Now I've eaten several of Garbo's world famous steaks in my day, and let me tell ya'll there's very few restaurant in the panhandle that can even come close to his mastery of a ribeye. However, I was really curious as to how a steak and a Granny Smith apple were ever going to belong on the same plate as one another.

*Ya'll, the som buck can cook a pork loin too.......*

I was blown away, Garbo whipped up some thinly sliced pork loin topped with a chutney sauce (that's where the ole Granny Smith apples came into play), with a side of baked yellow squash and wild rice.

Here's the finished product!


----------



## The LaJess II (Oct 3, 2007)

capt wade said:


> This afternoon as I was on the way home from the office I gave my ole pal Garbo a call, and asked if he might happen to be in town and up for dinner.
> After a short conversation he instructed me to grab two Granny Smith apples, three yellow squash, a bag of brown sugar, and some whole cloves and meet him at his place in an hour.
> 
> First thought that went through my mind was What Tha Fish, has Garbo got up his sleeve for dinner tonight.
> ...


I miss Garbo. 

I've spent 3 hrs this week looking for a good recipe for pork loin.

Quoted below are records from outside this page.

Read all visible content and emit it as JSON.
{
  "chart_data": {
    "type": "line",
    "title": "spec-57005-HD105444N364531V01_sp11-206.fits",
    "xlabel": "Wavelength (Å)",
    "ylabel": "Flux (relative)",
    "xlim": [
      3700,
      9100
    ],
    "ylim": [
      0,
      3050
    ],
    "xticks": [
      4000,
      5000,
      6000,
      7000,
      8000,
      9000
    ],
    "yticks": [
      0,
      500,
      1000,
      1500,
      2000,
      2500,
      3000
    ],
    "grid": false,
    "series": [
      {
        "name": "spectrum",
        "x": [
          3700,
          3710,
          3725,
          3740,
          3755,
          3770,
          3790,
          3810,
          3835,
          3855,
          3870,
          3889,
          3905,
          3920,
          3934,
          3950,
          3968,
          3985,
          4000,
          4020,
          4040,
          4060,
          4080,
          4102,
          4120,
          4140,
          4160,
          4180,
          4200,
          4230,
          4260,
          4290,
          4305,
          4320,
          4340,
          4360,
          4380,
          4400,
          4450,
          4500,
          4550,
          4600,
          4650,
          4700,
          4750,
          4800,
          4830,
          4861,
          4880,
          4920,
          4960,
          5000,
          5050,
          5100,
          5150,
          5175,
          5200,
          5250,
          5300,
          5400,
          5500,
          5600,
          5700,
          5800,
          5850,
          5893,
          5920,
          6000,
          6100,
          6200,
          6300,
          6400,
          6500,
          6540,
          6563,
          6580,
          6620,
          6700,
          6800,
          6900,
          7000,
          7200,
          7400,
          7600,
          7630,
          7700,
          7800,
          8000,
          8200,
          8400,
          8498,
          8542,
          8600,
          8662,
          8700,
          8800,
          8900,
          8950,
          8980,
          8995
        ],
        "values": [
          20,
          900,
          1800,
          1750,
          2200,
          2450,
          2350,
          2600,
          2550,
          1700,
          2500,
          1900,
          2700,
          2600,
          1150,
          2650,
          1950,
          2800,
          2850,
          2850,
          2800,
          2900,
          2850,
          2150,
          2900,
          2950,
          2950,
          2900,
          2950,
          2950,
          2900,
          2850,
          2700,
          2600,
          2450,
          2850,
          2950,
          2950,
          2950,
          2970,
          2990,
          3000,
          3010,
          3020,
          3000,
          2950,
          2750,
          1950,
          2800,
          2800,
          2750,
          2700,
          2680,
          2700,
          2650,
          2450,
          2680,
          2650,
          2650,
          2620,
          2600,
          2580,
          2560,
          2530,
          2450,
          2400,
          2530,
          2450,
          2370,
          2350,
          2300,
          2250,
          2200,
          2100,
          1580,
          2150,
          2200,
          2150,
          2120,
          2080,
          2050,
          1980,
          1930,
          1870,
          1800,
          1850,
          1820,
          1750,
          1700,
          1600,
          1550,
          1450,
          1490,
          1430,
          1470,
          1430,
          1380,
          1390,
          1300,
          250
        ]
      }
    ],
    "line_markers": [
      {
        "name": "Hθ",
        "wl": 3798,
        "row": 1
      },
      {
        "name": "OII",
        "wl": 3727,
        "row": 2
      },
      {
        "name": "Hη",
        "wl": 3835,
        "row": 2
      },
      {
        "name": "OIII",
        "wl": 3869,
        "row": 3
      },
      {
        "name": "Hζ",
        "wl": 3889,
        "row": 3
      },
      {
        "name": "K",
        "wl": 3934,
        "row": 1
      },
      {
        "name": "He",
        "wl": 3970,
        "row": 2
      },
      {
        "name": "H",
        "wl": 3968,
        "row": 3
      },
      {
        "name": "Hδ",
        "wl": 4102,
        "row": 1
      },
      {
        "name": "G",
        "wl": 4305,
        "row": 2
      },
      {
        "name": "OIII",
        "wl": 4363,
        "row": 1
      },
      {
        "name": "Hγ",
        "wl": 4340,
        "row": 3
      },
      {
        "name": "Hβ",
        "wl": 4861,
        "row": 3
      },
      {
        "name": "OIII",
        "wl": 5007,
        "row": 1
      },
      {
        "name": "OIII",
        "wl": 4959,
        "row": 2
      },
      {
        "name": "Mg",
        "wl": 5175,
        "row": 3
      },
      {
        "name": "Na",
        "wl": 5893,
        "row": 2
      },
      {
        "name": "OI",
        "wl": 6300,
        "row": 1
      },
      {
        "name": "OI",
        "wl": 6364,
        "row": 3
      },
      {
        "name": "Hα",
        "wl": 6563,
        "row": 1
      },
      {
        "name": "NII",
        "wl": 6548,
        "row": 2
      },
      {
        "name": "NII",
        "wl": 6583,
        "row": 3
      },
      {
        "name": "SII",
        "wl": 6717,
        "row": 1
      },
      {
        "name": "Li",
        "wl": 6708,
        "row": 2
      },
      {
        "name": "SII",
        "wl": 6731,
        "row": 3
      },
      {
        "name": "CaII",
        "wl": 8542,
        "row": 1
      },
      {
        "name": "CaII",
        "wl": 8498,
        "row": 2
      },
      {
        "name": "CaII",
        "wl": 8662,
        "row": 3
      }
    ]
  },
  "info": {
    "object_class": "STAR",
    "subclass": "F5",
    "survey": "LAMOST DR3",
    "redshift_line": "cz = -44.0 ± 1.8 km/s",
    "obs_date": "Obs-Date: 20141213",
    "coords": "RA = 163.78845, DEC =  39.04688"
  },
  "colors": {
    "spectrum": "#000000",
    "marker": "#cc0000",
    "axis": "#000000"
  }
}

Mine is always dried out. If he will share please, please, send that recipe. Thanks for sharing and please let Garbo know that he has a lot of people on here that really misses him.


----------



## Loruna (Aug 3, 2013)

^^^ pork loin is pretty easy in the oven.
I usually cook about four pounds dry rubbed with old bay, garlic and black pepper. Cut up one stick of butter placed underneath the loins and wrapped tight and tent with aluminum foil in a broiler pan at 280 degrees for 2.5 to 3 hours. 
Comes out juicy and fall apart every time, cut up in pan and mix butter and pork juicices together.


----------



## Five Prongs Of Fury (Apr 15, 2008)

That looks good, really good!!!


----------



## Catchin Hell (Oct 9, 2007)

Dang....:001_huh:


----------